As it happened – after another eye-wateringly ill-conceived attempt in 2020 to derail the U.S.’s shale oil sector that resulted in another financial disaster for Saudi and OPEC – Crown Prince Mohammed bin Salman clearly realised that he needed to get hold of and sell every drop of oil he could lay its hands on to make the budget finances look less alarming to those senior Saudis who do not support his accession to power. This included the oil in the PNZ, and miraculously at exactly the same time the leaky gas pipe was found no longer to be leaky. Unfortunately, though, for the good Prince, Covid-19 broke out across the globe and derailed these plans. With the disease now apparently in retreat in the region, Saudi has decided to push ahead again with full production from the PNZ, announcing last week that it and Kuwait have increased their estimates for their investment in Dorra gas field by nearly US$70 million. This, in turn, will raise the entire investment estimate for the field up to nearly US$2.65 billion.

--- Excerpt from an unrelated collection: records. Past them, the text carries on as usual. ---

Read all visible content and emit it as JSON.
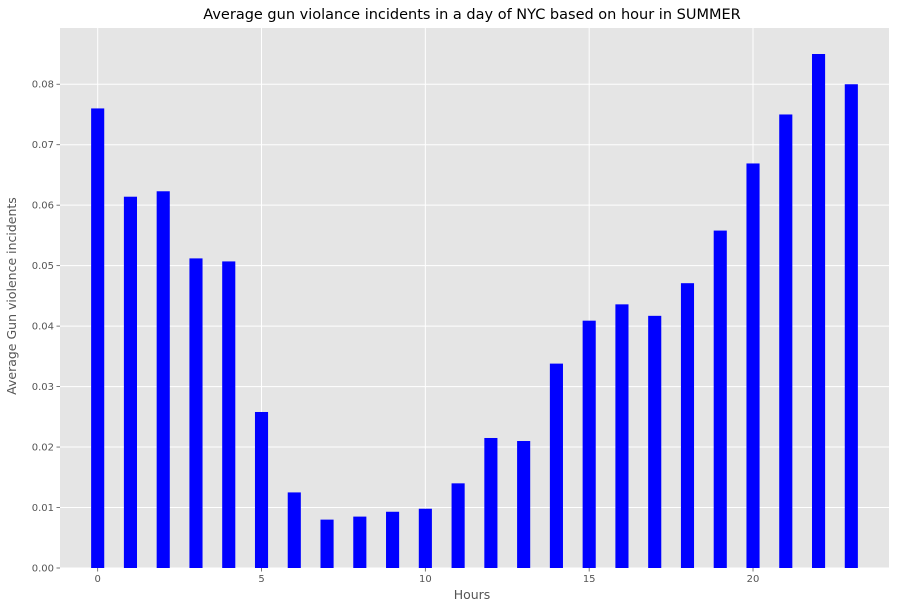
{
  "chart_data": {
    "type": "bar",
    "title": "Average gun violance incidents in a day of NYC based on hour in SUMMER",
    "xlabel": "Hours",
    "ylabel": "Average Gun violence incidents",
    "x": [
      0,
      1,
      2,
      3,
      4,
      5,
      6,
      7,
      8,
      9,
      10,
      11,
      12,
      13,
      14,
      15,
      16,
      17,
      18,
      19,
      20,
      21,
      22,
      23
    ],
    "values": [
      0.076,
      0.0614,
      0.0623,
      0.0512,
      0.0507,
      0.0258,
      0.0125,
      0.008,
      0.0085,
      0.0093,
      0.0098,
      0.014,
      0.0215,
      0.021,
      0.0338,
      0.0409,
      0.0436,
      0.0417,
      0.0471,
      0.0558,
      0.0669,
      0.075,
      0.085,
      0.08
    ],
    "xlim": [
      -1.15,
      24.15
    ],
    "ylim": [
      0,
      0.0893
    ],
    "xticks": [
      0,
      5,
      10,
      15,
      20
    ],
    "yticks": [
      0.0,
      0.01,
      0.02,
      0.03,
      0.04,
      0.05,
      0.06,
      0.07,
      0.08
    ],
    "xtick_labels": [
      "0",
      "5",
      "10",
      "15",
      "20"
    ],
    "ytick_labels": [
      "0.00",
      "0.01",
      "0.02",
      "0.03",
      "0.04",
      "0.05",
      "0.06",
      "0.07",
      "0.08"
    ],
    "bar_color": "#0000ff",
    "background_color": "#e5e5e5",
    "grid_color": "#ffffff",
    "grid": true
  }
}
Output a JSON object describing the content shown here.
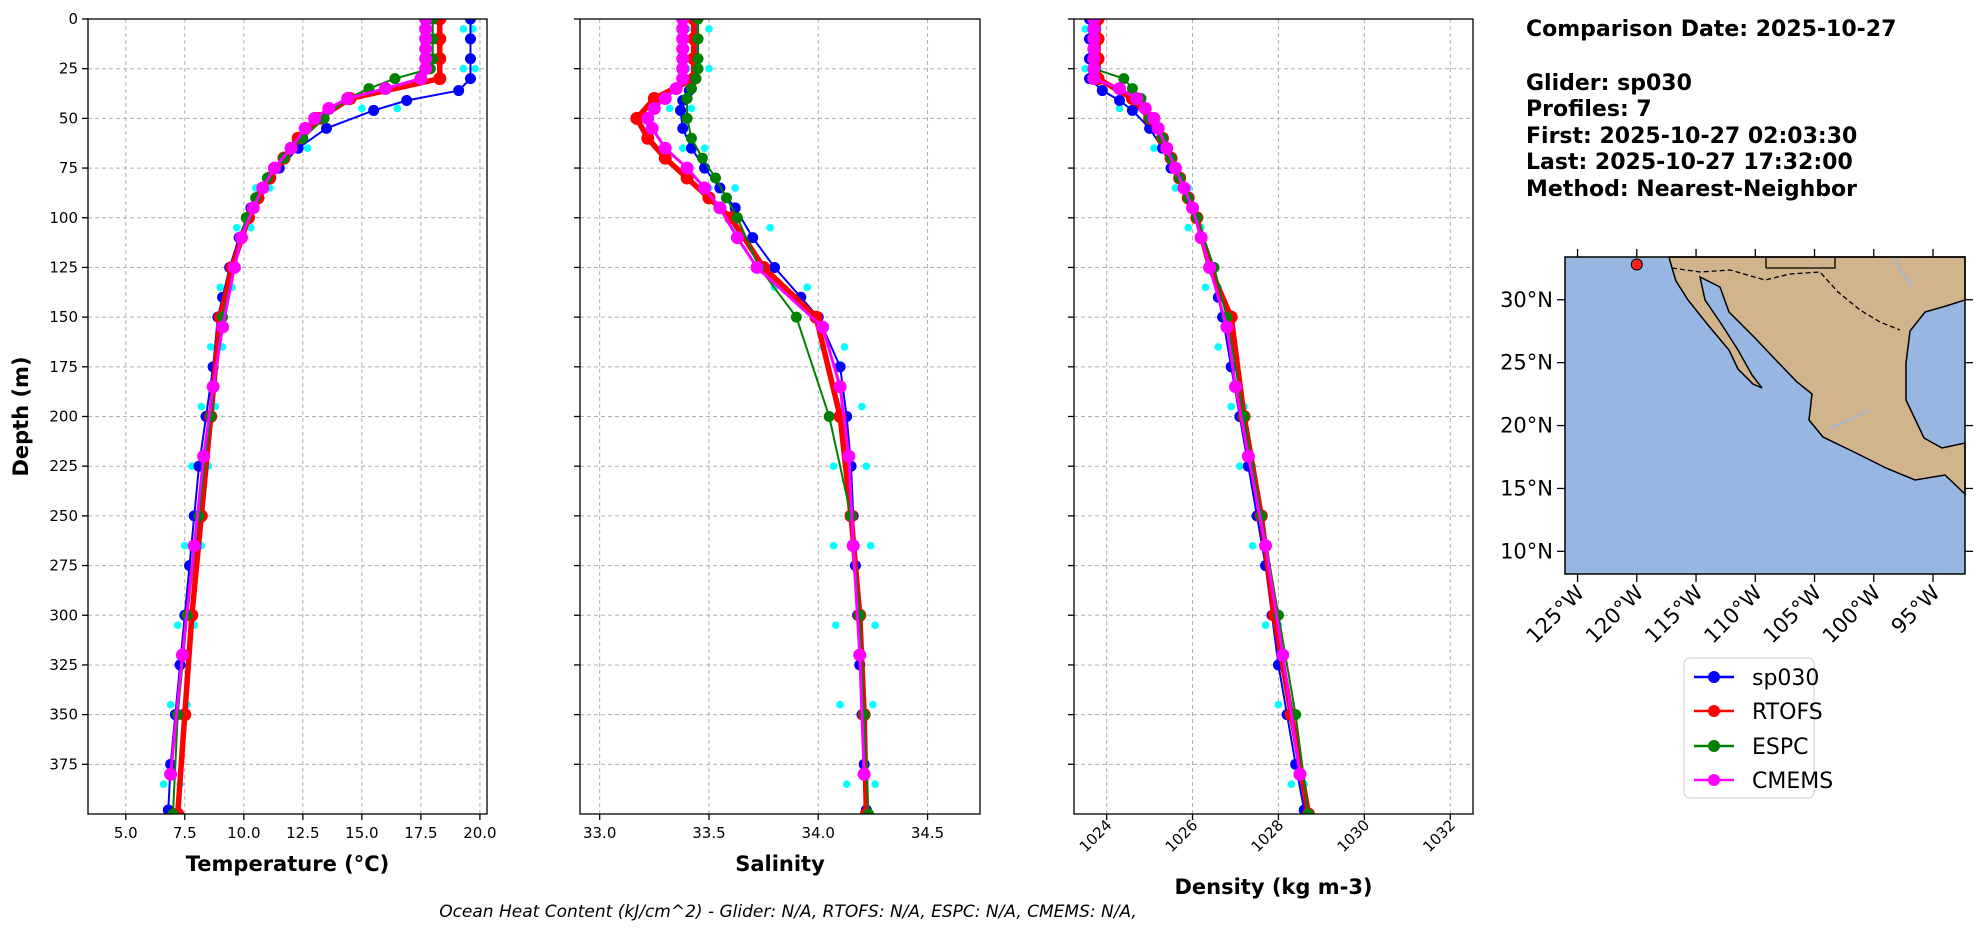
{
  "info": {
    "lines": [
      "Comparison Date: 2025-10-27",
      "Glider: sp030",
      "Profiles: 7",
      "First: 2025-10-27 02:03:30",
      "Last: 2025-10-27 17:32:00",
      "Method: Nearest-Neighbor"
    ]
  },
  "caption": "Ocean Heat Content (kJ/cm^2) - Glider: N/A,  RTOFS: N/A,  ESPC: N/A,  CMEMS: N/A,",
  "chart_data": [
    {
      "type": "profile",
      "xlabel": "Temperature (°C)",
      "ylabel": "Depth (m)",
      "grid": true,
      "xlim": [
        3.4,
        20.3
      ],
      "ylim": [
        400,
        0
      ],
      "xticks": [
        {
          "value": 5,
          "label": "5.0"
        },
        7.5,
        {
          "value": 10,
          "label": "10.0"
        },
        12.5,
        {
          "value": 15,
          "label": "15.0"
        },
        17.5,
        {
          "value": 20,
          "label": "20.0"
        }
      ],
      "yticks": [
        0,
        25,
        50,
        75,
        100,
        125,
        150,
        175,
        200,
        225,
        250,
        275,
        300,
        325,
        350,
        375
      ],
      "points": {
        "color": "#00ffff",
        "y": [
          5,
          25,
          45,
          65,
          85,
          105,
          135,
          165,
          195,
          225,
          265,
          305,
          345,
          385,
          5,
          25,
          45,
          65,
          85,
          105,
          135,
          165,
          195,
          225,
          265,
          305,
          345,
          385
        ],
        "x": [
          19.7,
          19.8,
          16.5,
          12.7,
          11.1,
          10.3,
          9.5,
          9.1,
          8.8,
          8.5,
          8.2,
          7.9,
          7.6,
          7.3,
          19.3,
          19.3,
          15.0,
          12.0,
          10.5,
          9.7,
          9.0,
          8.6,
          8.2,
          7.8,
          7.5,
          7.2,
          6.9,
          6.6
        ]
      },
      "series": [
        {
          "name": "sp030",
          "color": "#0000ff",
          "y": [
            0,
            10,
            20,
            30,
            36,
            41,
            46,
            55,
            65,
            75,
            85,
            95,
            110,
            125,
            140,
            150,
            175,
            200,
            225,
            250,
            275,
            300,
            325,
            350,
            375,
            398
          ],
          "x": [
            19.6,
            19.6,
            19.6,
            19.6,
            19.1,
            16.9,
            15.5,
            13.5,
            12.3,
            11.5,
            10.8,
            10.3,
            9.8,
            9.4,
            9.1,
            8.9,
            8.7,
            8.4,
            8.1,
            7.9,
            7.7,
            7.5,
            7.3,
            7.1,
            6.9,
            6.8
          ]
        },
        {
          "name": "RTOFS",
          "color": "#ff0000",
          "y": [
            0,
            10,
            20,
            30,
            40,
            50,
            60,
            70,
            80,
            90,
            100,
            125,
            150,
            200,
            250,
            300,
            350,
            400
          ],
          "x": [
            18.3,
            18.3,
            18.3,
            18.3,
            14.5,
            13.2,
            12.3,
            11.7,
            11.1,
            10.6,
            10.2,
            9.5,
            9.0,
            8.6,
            8.2,
            7.8,
            7.5,
            7.2
          ]
        },
        {
          "name": "ESPC",
          "color": "#008000",
          "y": [
            0,
            10,
            20,
            25,
            30,
            35,
            40,
            50,
            60,
            70,
            80,
            90,
            100,
            125,
            150,
            200,
            250,
            300,
            350,
            400
          ],
          "x": [
            18.0,
            18.0,
            18.0,
            17.9,
            16.4,
            15.3,
            14.4,
            13.4,
            12.5,
            11.7,
            11.0,
            10.5,
            10.1,
            9.6,
            9.1,
            8.6,
            8.1,
            7.6,
            7.2,
            7.0
          ]
        },
        {
          "name": "CMEMS",
          "color": "#ff00ff",
          "y": [
            0,
            5,
            10,
            15,
            20,
            25,
            30,
            35,
            40,
            45,
            50,
            55,
            65,
            75,
            85,
            95,
            110,
            125,
            155,
            185,
            220,
            265,
            320,
            380
          ],
          "x": [
            17.7,
            17.7,
            17.7,
            17.7,
            17.7,
            17.7,
            17.5,
            16.0,
            14.4,
            13.6,
            13.0,
            12.6,
            12.0,
            11.3,
            10.8,
            10.4,
            9.9,
            9.6,
            9.1,
            8.7,
            8.3,
            7.9,
            7.4,
            6.9
          ]
        }
      ]
    },
    {
      "type": "profile",
      "xlabel": "Salinity",
      "grid": true,
      "xlim": [
        32.91,
        34.74
      ],
      "ylim": [
        400,
        0
      ],
      "xticks": [
        {
          "value": 33,
          "label": "33.0"
        },
        33.5,
        {
          "value": 34,
          "label": "34.0"
        },
        34.5
      ],
      "yticks": [
        0,
        25,
        50,
        75,
        100,
        125,
        150,
        175,
        200,
        225,
        250,
        275,
        300,
        325,
        350,
        375
      ],
      "points": {
        "color": "#00ffff",
        "y": [
          5,
          25,
          45,
          65,
          85,
          105,
          135,
          165,
          195,
          225,
          265,
          305,
          345,
          385,
          5,
          25,
          45,
          65,
          85,
          105,
          135,
          165,
          195,
          225,
          265,
          305,
          345,
          385
        ],
        "x": [
          33.5,
          33.5,
          33.42,
          33.48,
          33.62,
          33.78,
          33.95,
          34.12,
          34.2,
          34.22,
          34.24,
          34.26,
          34.25,
          34.26,
          33.4,
          33.4,
          33.32,
          33.38,
          33.5,
          33.62,
          33.8,
          34.02,
          34.1,
          34.07,
          34.07,
          34.08,
          34.1,
          34.13
        ]
      },
      "series": [
        {
          "name": "sp030",
          "color": "#0000ff",
          "y": [
            0,
            10,
            20,
            30,
            36,
            41,
            46,
            55,
            65,
            75,
            85,
            95,
            110,
            125,
            140,
            150,
            175,
            200,
            225,
            250,
            275,
            300,
            325,
            350,
            375,
            398
          ],
          "x": [
            33.44,
            33.44,
            33.44,
            33.44,
            33.41,
            33.38,
            33.37,
            33.38,
            33.42,
            33.48,
            33.55,
            33.62,
            33.7,
            33.8,
            33.92,
            34.0,
            34.1,
            34.13,
            34.15,
            34.16,
            34.17,
            34.18,
            34.19,
            34.2,
            34.21,
            34.22
          ]
        },
        {
          "name": "RTOFS",
          "color": "#ff0000",
          "y": [
            0,
            10,
            20,
            30,
            40,
            50,
            60,
            70,
            80,
            90,
            100,
            125,
            150,
            200,
            250,
            300,
            350,
            400
          ],
          "x": [
            33.43,
            33.43,
            33.43,
            33.43,
            33.25,
            33.17,
            33.22,
            33.3,
            33.4,
            33.5,
            33.6,
            33.75,
            33.99,
            34.1,
            34.15,
            34.19,
            34.21,
            34.22
          ]
        },
        {
          "name": "ESPC",
          "color": "#008000",
          "y": [
            0,
            10,
            20,
            25,
            30,
            35,
            40,
            50,
            60,
            70,
            80,
            90,
            100,
            125,
            150,
            200,
            250,
            300,
            350,
            400
          ],
          "x": [
            33.45,
            33.45,
            33.45,
            33.45,
            33.44,
            33.42,
            33.4,
            33.4,
            33.42,
            33.47,
            33.53,
            33.58,
            33.63,
            33.73,
            33.9,
            34.05,
            34.15,
            34.19,
            34.21,
            34.23
          ]
        },
        {
          "name": "CMEMS",
          "color": "#ff00ff",
          "y": [
            0,
            5,
            10,
            15,
            20,
            25,
            30,
            35,
            40,
            45,
            50,
            55,
            65,
            75,
            85,
            95,
            110,
            125,
            155,
            185,
            220,
            265,
            320,
            380
          ],
          "x": [
            33.38,
            33.38,
            33.38,
            33.38,
            33.38,
            33.38,
            33.38,
            33.35,
            33.3,
            33.25,
            33.22,
            33.24,
            33.3,
            33.4,
            33.48,
            33.55,
            33.63,
            33.72,
            34.02,
            34.1,
            34.14,
            34.16,
            34.19,
            34.21
          ]
        }
      ]
    },
    {
      "type": "profile",
      "xlabel": "Density (kg m-3)",
      "grid": true,
      "xtick_rotation": 45,
      "xlim": [
        1023.24,
        1032.53
      ],
      "ylim": [
        400,
        0
      ],
      "xticks": [
        1024,
        1026,
        1028,
        1030,
        1032
      ],
      "yticks": [
        0,
        25,
        50,
        75,
        100,
        125,
        150,
        175,
        200,
        225,
        250,
        275,
        300,
        325,
        350,
        375
      ],
      "points": {
        "color": "#00ffff",
        "y": [
          5,
          25,
          45,
          65,
          85,
          105,
          135,
          165,
          195,
          225,
          265,
          305,
          345,
          385,
          5,
          25,
          45,
          65,
          85,
          105,
          135,
          165,
          195,
          225,
          265,
          305,
          345,
          385
        ],
        "x": [
          1023.8,
          1023.8,
          1024.8,
          1025.4,
          1025.9,
          1026.2,
          1026.6,
          1026.9,
          1027.2,
          1027.4,
          1027.7,
          1028.0,
          1028.3,
          1028.6,
          1023.5,
          1023.5,
          1024.3,
          1025.1,
          1025.6,
          1025.9,
          1026.3,
          1026.6,
          1026.9,
          1027.1,
          1027.4,
          1027.7,
          1028.0,
          1028.3
        ]
      },
      "series": [
        {
          "name": "sp030",
          "color": "#0000ff",
          "y": [
            0,
            10,
            20,
            30,
            36,
            41,
            46,
            55,
            65,
            75,
            85,
            95,
            110,
            125,
            140,
            150,
            175,
            200,
            225,
            250,
            275,
            300,
            325,
            350,
            375,
            398
          ],
          "x": [
            1023.6,
            1023.6,
            1023.6,
            1023.6,
            1023.9,
            1024.3,
            1024.6,
            1025.0,
            1025.3,
            1025.5,
            1025.8,
            1026.0,
            1026.2,
            1026.4,
            1026.6,
            1026.7,
            1026.9,
            1027.1,
            1027.3,
            1027.5,
            1027.7,
            1027.85,
            1028.0,
            1028.2,
            1028.4,
            1028.6
          ]
        },
        {
          "name": "RTOFS",
          "color": "#ff0000",
          "y": [
            0,
            10,
            20,
            30,
            40,
            50,
            60,
            70,
            80,
            90,
            100,
            125,
            150,
            200,
            250,
            300,
            350,
            400
          ],
          "x": [
            1023.8,
            1023.8,
            1023.8,
            1023.8,
            1024.6,
            1025.0,
            1025.3,
            1025.5,
            1025.7,
            1025.9,
            1026.1,
            1026.4,
            1026.9,
            1027.2,
            1027.6,
            1027.9,
            1028.3,
            1028.7
          ]
        },
        {
          "name": "ESPC",
          "color": "#008000",
          "y": [
            0,
            10,
            20,
            25,
            30,
            35,
            40,
            50,
            60,
            70,
            80,
            90,
            100,
            125,
            150,
            200,
            250,
            300,
            350,
            400
          ],
          "x": [
            1023.7,
            1023.7,
            1023.7,
            1023.7,
            1024.4,
            1024.6,
            1024.8,
            1025.0,
            1025.3,
            1025.5,
            1025.7,
            1025.9,
            1026.1,
            1026.5,
            1026.8,
            1027.2,
            1027.6,
            1028.0,
            1028.4,
            1028.7
          ]
        },
        {
          "name": "CMEMS",
          "color": "#ff00ff",
          "y": [
            0,
            5,
            10,
            15,
            20,
            25,
            30,
            35,
            40,
            45,
            50,
            55,
            65,
            75,
            85,
            95,
            110,
            125,
            155,
            185,
            220,
            265,
            320,
            380
          ],
          "x": [
            1023.7,
            1023.7,
            1023.7,
            1023.7,
            1023.7,
            1023.7,
            1023.7,
            1024.3,
            1024.7,
            1024.9,
            1025.1,
            1025.2,
            1025.4,
            1025.6,
            1025.8,
            1026.0,
            1026.2,
            1026.4,
            1026.8,
            1027.0,
            1027.3,
            1027.7,
            1028.1,
            1028.5
          ]
        }
      ]
    },
    {
      "type": "map",
      "xtick_rotation": 45,
      "xlim": [
        -126.06,
        -92.3
      ],
      "ylim": [
        8.2,
        33.4
      ],
      "xticks": [
        {
          "value": -125,
          "label": "125°W"
        },
        {
          "value": -120,
          "label": "120°W"
        },
        {
          "value": -115,
          "label": "115°W"
        },
        {
          "value": -110,
          "label": "110°W"
        },
        {
          "value": -105,
          "label": "105°W"
        },
        {
          "value": -100,
          "label": "100°W"
        },
        {
          "value": -95,
          "label": "95°W"
        }
      ],
      "yticks": [
        {
          "value": 10,
          "label": "10°N"
        },
        {
          "value": 15,
          "label": "15°N"
        },
        {
          "value": 20,
          "label": "20°N"
        },
        {
          "value": 25,
          "label": "25°N"
        },
        {
          "value": 30,
          "label": "30°N"
        }
      ],
      "series": [
        {
          "color": "#ff2020",
          "x": [
            -120
          ],
          "y": [
            32.8
          ]
        }
      ]
    }
  ]
}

Given its appalling behaviour regarding the PNZ, it is difficult not to imagine that Saudi Arabia is reigniting its interest in the Dorra gas field simply to exert further control over Kuwait and also to produce a new flashpoint for its future dealings with Tehran, as the Dorra field is shared with Iran (where it is known as the ‘Arash’ field). Saudi Arabia currently does not really need any of the gas that will come from Dorra, as not only does it have its sizeable oil reserves, but it also has associated and non-associated gas of its own, including those of the big Jafurah field. Iran also has no real need for the Dorra/Arash gas either, as it has the huge South Pars field, and North Pars, and several other non-associated major gas fields as well. Kuwait, though, has very limited gas, associated or non-associated, and it is estimated by industry sources that it will need at least 4 billion cubic feet per day of gas by 2030 just to satisfy its domestic requirements. So, this is another handy tool with which Saudi Arabia can ‘jerk Kuwait’s chain’.

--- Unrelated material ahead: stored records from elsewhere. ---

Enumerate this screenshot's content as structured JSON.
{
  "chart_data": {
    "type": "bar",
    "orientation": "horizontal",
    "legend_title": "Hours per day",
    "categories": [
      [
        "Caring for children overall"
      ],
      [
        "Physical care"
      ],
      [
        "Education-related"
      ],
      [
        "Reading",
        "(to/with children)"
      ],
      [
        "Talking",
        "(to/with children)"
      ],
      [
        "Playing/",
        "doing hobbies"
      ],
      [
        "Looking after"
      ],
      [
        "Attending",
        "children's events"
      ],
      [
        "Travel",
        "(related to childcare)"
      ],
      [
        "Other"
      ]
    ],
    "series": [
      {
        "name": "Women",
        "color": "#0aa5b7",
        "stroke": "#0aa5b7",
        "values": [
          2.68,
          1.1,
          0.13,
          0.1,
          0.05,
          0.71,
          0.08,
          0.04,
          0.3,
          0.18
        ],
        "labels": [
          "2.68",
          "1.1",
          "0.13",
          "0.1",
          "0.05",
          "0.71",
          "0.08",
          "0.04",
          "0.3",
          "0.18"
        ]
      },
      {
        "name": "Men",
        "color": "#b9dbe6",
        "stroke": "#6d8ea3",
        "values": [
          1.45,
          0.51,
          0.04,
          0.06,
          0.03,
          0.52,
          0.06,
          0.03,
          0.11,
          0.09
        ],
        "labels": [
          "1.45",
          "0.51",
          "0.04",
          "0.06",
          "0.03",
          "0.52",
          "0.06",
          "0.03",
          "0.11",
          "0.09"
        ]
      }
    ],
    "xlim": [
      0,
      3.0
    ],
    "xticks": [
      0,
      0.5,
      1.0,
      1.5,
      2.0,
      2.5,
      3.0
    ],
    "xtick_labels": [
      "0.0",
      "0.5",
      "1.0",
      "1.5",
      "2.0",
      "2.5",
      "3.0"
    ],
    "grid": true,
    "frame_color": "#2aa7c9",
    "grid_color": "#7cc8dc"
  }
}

As for Saudi Arabia’s use for Dorra in its dealings with Iran, the possibilities are intriguing. Certainly, as made clear by Iran throughout this year, the Islamic Republic has no intention of letting the matter drop and is already moving to start developing the field, a source who works very closely with Iran’s Petroleum Ministry exclusively told OilPrice.com last week. “The [Dorra] field could be used by Saudi in its ongoing negotiations with Tehran on greater cooperation between the two in energy matters, in line with what China wants from the two of them,” said the source. “On the other hand, the field could be used for proxy aggressions against Iran, perhaps when Iran organises further attacks on Saudi Arabian oil installations via the Houthis,” he concluded.